Au-delà de ce succès revendicatif, c’est la tenue de la lutte qui reste exemplaire. La grève de la Seine-Saint-Denis a pris la forme d’un véritable mouvement social pour le service public d’éducation, impliquant les parents et à certains moments les jeunes scolariséEs. La lutte a été animée de bout en bout par l’assemblée générale des établissements (souvent mandatée par les AG de bahuts et de ville). Les organisations syndicales présentes y faisaient leurs propositions et appliquaient dans l’ensemble ses décisions.

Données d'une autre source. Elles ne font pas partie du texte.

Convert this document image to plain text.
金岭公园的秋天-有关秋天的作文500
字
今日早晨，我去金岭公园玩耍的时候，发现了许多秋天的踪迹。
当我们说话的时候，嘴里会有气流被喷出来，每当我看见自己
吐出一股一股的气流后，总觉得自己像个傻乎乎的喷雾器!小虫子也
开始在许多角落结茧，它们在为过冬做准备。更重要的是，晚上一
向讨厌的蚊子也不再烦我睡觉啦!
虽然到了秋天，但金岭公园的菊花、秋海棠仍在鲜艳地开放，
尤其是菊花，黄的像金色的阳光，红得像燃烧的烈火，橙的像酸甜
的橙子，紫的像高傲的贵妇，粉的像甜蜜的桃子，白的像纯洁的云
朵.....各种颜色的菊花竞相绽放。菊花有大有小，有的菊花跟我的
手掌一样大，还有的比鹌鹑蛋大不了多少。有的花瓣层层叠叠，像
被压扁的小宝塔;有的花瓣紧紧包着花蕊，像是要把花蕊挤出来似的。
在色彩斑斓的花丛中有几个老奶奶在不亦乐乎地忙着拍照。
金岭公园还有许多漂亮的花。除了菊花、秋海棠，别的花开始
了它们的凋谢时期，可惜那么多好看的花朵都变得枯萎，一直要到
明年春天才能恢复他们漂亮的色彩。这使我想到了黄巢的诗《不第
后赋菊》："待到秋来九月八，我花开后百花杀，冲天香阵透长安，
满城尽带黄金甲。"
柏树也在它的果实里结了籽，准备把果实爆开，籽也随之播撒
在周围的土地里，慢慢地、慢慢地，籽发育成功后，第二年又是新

Les raisons de cette lutte d’exception résident dans les problèmes sociaux et scolaires d’un département très homogène dans la difficulté. Dans ce qu’est son milieu enseignant, formé en grande partie de jeunes profs et instits, révoltés par l’absence de moyens mis à leur disposition pour lutter contre les inégalités sociales, criantes dans le 93. Dans le nombre et la détermination des militantEs, très présentEs en Seine-Saint-Denis. Il faut également ajouter le renouvellement important des enseignants tant dans les écoles que dans les collèges et les lycées. Une majorité des collègues mobilisés en 2009 n’étaient pas enseignants en 2003 et n’avaient pas connu le « poids des défaites ».
Cette grève de 1998 a fait des émules les années suivantes, jusqu’à la mobilisation de 2003 sur les retraites où la généralisation de la grève n’a pu empêcher la défaite, mais l’enjeu et le cadre étaient autres cette fois. Cependant, il reste, en Seine-Saint-Denis, la détermination à lutter alors que les acquis de 1998 ont été largement repris par les suppressions de postes.
La Seine-Saint-Denis toujours en lutte
Un acquis du mouvement de 2003 a été de maintenir après chaque journée de grève et de manifestation, des assemblées générales de l’Ile-de-France (AG IdF) ouvertes à tous les personnels, ainsi qu’aux directions syndicales. Ce cadre a toujours permis la discussion. Dès qu’un mouvement était assez fort, l’AG IdF permettait d’établir tous ensemble, et au-delà du 93 uniquement, les suites de la mobilisation.
La mobilisation de 2010 contre les suppressions de postes et la masterisation a vu (re)naître une nouvelle forme de mobilisation : la grève marchante. C’est-à-dire le fait que des grévistes passent d’établissement en établissement pour permettre l’extension de la grève. Des AG de villes ont réuni des enseignants et personnels du premier et du second degré. Il reste aujourd’hui encore de nombreuses listes électroniques de ville. Ces moyens peuvent se réactiver dès les prochaines mobilisations !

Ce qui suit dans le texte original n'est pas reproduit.